Depois de tudo o que já foi dito, julgamos bem esclarecidos os pontos de vista apresentados. Quando falamos em nossas anotações críticas da intransigível necessidade de superar e sublimar esse têdio que nos aniquila, não queríamos em hipótese alguma sugerir uma acomodação burguesa à situação da nossa época, como entendeu Theotônio Júnior. Muito menos sugerimos a procura de um lugar qualquer dentro da sociedade, naquele estado de verdadeira prostituição a que se refere Heitor Martins. Queríamos apenas relembrar a esta geração que é a nossa juventude inevitávelmente envelhecida e, mais particularmente, a este grupo que é “Complemento” - em plena consciência da atual problemática da existência humana - a nossa responsabilidade em face se nós mesmos e da sociedade em que estamos situados.


(1) Jacques Maritain, “Humanisme Integral” - Aubier, 1947 - pag. 7.

(2) Ana Maria Viegas, “Mural Literário” - Diário de Minas, Suplemento - 20/05/57.

(3)Theotônio Júnior, “Uma Crítica e um Problema” - Diário de Minas - Suplemento- 09/06/57.

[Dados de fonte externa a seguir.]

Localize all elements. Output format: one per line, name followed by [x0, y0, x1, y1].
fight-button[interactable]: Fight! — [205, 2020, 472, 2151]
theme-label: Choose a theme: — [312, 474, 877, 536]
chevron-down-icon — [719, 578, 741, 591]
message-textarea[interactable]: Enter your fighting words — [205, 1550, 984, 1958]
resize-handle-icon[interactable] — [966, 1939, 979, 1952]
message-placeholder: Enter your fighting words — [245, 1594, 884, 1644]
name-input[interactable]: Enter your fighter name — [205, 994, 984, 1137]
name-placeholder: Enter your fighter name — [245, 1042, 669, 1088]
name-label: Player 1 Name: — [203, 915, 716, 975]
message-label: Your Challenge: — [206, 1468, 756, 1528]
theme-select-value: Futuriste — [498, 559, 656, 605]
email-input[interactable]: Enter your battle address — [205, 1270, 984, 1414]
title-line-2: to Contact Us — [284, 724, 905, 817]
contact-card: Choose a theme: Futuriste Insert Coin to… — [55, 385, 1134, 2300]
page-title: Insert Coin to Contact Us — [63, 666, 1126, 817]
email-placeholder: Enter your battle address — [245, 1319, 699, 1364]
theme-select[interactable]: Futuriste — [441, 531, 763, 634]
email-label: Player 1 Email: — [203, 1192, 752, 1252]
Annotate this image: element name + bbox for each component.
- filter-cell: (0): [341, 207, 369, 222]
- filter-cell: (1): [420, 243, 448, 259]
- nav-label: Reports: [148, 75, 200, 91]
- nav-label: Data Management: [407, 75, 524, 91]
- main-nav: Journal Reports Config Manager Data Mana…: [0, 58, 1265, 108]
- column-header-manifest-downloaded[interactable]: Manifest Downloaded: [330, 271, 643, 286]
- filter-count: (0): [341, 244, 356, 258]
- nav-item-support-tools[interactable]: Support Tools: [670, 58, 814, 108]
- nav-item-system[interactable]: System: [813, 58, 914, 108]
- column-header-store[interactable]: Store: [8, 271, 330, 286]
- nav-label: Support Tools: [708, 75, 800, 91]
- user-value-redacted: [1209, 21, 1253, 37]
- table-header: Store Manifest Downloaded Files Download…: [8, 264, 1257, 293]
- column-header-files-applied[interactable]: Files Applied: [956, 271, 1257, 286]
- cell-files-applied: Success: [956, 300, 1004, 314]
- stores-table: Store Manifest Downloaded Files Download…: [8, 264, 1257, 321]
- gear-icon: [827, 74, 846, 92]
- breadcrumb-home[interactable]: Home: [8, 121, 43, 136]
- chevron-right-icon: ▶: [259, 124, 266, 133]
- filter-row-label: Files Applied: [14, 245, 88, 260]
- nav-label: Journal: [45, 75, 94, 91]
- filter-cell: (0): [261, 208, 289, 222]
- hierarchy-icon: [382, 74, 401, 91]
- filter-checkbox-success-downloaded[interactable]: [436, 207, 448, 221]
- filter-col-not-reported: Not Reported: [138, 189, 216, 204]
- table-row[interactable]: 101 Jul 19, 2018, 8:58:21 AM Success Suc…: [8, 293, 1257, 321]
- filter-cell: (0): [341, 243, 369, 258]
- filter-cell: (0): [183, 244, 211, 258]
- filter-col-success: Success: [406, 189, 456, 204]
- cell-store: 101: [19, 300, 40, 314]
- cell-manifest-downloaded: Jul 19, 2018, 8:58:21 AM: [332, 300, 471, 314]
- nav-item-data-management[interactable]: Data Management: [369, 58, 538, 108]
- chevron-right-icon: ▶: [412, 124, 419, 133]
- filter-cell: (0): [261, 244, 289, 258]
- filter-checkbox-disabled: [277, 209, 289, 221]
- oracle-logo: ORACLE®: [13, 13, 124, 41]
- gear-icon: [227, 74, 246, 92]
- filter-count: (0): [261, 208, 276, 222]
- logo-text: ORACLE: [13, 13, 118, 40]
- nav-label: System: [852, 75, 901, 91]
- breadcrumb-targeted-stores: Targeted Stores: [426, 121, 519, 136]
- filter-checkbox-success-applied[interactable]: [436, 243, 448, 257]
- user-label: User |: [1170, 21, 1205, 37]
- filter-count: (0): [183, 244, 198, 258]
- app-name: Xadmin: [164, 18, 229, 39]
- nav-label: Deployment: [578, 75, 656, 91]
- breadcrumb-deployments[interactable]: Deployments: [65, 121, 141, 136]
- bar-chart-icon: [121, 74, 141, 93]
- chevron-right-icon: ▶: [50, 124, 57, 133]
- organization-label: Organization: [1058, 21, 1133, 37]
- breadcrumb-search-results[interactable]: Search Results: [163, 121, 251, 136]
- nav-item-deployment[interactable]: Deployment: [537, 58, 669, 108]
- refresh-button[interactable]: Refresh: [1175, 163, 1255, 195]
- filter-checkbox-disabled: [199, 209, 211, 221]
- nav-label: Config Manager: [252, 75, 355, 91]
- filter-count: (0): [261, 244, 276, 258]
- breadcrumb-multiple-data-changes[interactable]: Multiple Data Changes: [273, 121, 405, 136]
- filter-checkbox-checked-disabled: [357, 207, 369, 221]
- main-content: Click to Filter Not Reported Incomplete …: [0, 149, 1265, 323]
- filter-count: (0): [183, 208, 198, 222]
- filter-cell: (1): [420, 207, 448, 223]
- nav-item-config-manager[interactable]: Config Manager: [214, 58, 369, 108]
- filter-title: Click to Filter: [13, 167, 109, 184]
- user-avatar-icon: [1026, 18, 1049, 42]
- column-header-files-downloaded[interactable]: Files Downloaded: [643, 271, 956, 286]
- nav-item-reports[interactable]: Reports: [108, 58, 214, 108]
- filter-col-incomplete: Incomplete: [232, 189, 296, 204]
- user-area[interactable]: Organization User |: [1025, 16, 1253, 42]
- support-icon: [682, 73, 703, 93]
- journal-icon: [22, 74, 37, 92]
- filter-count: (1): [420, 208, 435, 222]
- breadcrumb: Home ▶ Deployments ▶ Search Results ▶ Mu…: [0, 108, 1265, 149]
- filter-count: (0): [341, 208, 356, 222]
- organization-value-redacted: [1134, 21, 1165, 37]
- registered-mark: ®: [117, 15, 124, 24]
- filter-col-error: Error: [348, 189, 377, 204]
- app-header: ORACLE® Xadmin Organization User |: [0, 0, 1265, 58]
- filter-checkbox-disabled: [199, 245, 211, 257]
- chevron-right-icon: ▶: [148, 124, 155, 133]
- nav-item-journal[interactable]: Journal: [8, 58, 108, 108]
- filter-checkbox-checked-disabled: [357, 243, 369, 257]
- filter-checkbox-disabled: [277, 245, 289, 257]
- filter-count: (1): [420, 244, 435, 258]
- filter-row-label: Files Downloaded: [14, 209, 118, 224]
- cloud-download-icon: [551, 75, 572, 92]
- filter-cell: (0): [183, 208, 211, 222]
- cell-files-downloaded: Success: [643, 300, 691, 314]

(4) Heitor Martins, “Situacionismo e Autocrítica”-Diário de Minas-Suplemento- 02/06/57

(5) Fritz T. Salles, “A Geração Complemento” - Diário de Minas, Suplemento - 02/06/57

(6) Theotônio Júnior, “De um ensaismo situado” - Complemento nº 3.

(7) Heinz Heimsoeth, “A Filosofia no século XX” - Coimbra Editora Ltda -1950- pag.103.

(8) Idem, ibedem - pag. 112.

(9) Gabriel Marcel, “Le Mystére de l’Être” I - Aubier, 1951 - pag. 178.


DA NECESSIDADE DE CERTO RIGOR TERMINOLOGICO E INFORMATIVO.


(Heitor Martins - Diário de Minas)



O que existe e o que conta é o indivíduo, o indivíduo real que sou eu, com o detalhe incrivelmente minucioso de sua experiência, com todas as especificações da aventura concreta que a ele corresponde viver, a ele só e não a outro”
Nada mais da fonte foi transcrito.